Kolejny impuls do zmiany narracji o Armii Krajowej przyszedł z zupełnie nieoczekiwanej strony – redaktorów pisma Związku Młodzieży Polskiej. Powstały w 1947 r. dwutygodnik „Po prostu” (od 1949 r. jako tygodnik) za cel stawiał sobie bitwę „o duszę młodego pokolenia” i jej obronę przed zakusami sił reakcji, które „zachowały swe korzenie w społeczeństwie i walczą o to, aby się umocnić i rozprzestrzenić”.

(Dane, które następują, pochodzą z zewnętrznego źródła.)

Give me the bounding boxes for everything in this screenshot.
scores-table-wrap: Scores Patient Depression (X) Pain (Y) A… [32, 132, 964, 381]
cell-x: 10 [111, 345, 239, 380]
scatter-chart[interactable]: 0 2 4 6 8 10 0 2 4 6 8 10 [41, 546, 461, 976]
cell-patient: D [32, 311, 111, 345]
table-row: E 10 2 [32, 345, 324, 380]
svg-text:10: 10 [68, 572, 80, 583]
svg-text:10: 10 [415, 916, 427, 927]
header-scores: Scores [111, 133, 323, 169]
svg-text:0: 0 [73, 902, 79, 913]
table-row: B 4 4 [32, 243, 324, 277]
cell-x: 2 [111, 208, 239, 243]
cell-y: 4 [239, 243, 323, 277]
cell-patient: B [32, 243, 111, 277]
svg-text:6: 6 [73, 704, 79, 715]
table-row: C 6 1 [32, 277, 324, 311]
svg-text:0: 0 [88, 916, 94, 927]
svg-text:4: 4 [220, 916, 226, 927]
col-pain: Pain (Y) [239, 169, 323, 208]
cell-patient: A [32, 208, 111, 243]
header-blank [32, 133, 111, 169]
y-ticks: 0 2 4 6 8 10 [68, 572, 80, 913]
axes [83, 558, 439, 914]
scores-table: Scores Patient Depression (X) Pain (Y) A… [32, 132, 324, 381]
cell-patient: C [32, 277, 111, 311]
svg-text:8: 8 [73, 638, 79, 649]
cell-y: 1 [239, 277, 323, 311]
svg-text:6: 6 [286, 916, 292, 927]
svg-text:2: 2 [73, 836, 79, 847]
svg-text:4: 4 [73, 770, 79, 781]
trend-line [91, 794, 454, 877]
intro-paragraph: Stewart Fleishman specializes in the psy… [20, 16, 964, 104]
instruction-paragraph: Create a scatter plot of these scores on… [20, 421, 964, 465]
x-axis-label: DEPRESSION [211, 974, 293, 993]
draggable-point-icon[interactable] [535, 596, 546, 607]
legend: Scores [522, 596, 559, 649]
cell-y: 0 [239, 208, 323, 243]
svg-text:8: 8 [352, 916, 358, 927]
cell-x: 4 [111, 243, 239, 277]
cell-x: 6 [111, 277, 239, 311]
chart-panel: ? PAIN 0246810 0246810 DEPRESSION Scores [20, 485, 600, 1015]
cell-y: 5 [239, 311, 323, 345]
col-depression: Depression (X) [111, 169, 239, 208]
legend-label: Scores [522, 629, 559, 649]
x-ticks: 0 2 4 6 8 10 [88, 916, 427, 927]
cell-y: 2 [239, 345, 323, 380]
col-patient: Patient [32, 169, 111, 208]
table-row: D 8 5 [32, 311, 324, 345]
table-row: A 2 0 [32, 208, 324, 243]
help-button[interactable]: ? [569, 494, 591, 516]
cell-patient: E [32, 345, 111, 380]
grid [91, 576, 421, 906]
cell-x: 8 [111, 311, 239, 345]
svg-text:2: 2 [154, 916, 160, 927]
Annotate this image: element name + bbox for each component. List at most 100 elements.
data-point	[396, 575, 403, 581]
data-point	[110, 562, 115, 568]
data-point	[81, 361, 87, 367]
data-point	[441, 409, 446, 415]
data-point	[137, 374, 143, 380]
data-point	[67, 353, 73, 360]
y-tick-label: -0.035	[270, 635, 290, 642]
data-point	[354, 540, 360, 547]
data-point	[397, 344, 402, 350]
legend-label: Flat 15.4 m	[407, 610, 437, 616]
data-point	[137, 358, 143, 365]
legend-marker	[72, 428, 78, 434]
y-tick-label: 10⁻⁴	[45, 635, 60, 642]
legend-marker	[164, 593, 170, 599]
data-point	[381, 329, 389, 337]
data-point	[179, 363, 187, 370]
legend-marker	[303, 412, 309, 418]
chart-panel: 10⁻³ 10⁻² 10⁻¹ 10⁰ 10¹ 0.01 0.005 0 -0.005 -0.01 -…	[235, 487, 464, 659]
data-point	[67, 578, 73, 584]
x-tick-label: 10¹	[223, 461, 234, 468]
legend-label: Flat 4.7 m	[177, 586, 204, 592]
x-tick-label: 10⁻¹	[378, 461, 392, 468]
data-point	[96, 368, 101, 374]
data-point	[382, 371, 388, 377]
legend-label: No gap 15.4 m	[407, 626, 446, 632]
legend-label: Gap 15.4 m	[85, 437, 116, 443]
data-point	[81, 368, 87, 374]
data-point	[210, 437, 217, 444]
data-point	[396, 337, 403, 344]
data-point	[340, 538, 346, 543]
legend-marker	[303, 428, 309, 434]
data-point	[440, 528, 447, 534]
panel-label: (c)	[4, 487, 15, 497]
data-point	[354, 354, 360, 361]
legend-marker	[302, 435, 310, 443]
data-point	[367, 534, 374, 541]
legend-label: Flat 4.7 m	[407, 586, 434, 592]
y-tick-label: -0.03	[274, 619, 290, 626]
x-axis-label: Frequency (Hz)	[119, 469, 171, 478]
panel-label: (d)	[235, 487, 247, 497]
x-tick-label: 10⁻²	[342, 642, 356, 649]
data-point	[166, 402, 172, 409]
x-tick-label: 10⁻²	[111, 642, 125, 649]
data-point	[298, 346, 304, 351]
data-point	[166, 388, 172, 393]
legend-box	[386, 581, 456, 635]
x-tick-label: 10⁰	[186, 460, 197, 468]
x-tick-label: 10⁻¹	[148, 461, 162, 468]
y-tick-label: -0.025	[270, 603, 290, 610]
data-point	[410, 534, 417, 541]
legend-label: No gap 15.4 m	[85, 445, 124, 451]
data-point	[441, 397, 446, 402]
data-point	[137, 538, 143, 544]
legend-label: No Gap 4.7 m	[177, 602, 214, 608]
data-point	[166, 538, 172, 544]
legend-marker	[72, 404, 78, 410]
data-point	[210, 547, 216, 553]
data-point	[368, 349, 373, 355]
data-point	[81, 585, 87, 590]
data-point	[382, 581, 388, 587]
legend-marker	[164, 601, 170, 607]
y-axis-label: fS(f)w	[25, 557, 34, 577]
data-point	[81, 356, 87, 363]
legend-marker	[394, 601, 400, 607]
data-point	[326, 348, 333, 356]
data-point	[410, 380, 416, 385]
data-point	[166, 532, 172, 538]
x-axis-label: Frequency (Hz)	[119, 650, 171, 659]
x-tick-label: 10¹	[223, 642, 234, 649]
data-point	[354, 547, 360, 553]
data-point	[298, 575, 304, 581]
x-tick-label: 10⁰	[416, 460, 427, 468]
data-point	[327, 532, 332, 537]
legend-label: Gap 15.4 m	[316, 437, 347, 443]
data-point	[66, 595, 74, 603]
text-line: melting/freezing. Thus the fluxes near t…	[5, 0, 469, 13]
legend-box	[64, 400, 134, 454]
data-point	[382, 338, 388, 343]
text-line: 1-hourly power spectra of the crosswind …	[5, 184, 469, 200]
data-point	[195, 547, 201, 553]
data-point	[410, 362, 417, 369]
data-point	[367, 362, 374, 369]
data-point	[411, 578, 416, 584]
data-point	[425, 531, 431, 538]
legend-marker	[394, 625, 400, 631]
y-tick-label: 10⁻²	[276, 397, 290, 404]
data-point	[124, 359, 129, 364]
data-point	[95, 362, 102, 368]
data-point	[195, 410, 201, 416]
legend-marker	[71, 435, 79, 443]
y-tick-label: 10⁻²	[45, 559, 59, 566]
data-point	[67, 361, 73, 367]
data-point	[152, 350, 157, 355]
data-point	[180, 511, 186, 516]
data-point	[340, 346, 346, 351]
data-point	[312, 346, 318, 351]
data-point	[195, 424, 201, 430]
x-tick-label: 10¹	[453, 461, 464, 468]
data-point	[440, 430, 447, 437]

Tygodnik studentów i młodej inteligencji
„Była to gazeta obrzydliwa w swoich założeniach, ale też nudna i źle redagowana. W początkach lat pięćdziesiątych korytarze uniwersytetów były pełne nierozpakowanych ryz tygodnika, którego nikt nie chciał czytać” – podkreślił w rozmowie z PAP badacz epoki odwilży dr Michał Przeperski, historyk z Instytutu Pamięci Narodowej. Jego zdaniem początek przemiany pisma nastąpił w 1955 r. „Być może już od ukazania się enuncjacji Józefa Światły w Radiu Wolna Europa istniało przeświadczenie, że można mówić nieco więcej. Paradoksalnie młodzi marksiści z +Po prostu+, którzy do niedawna byli awangardą stalinizmu, mieli rosnące poczucie, że to, co w Polsce określane jest mianem komunizmu, jest nie dość dobre” – dodaje dr Przeperski. Świadectwem tego nowego nastawienia była przeprowadzona we wrześniu 1955 r. zamiana dotychczasowego podtytułu winiety: „Studenckie czasopismo społeczno-literackie ZG ZMP” na „Tygodnik studentów i młodej inteligencji”. Był to zakamuflowany sposób wyrażenia „wotum nieufności” wobec struktur Związku Młodzieży Polskiej.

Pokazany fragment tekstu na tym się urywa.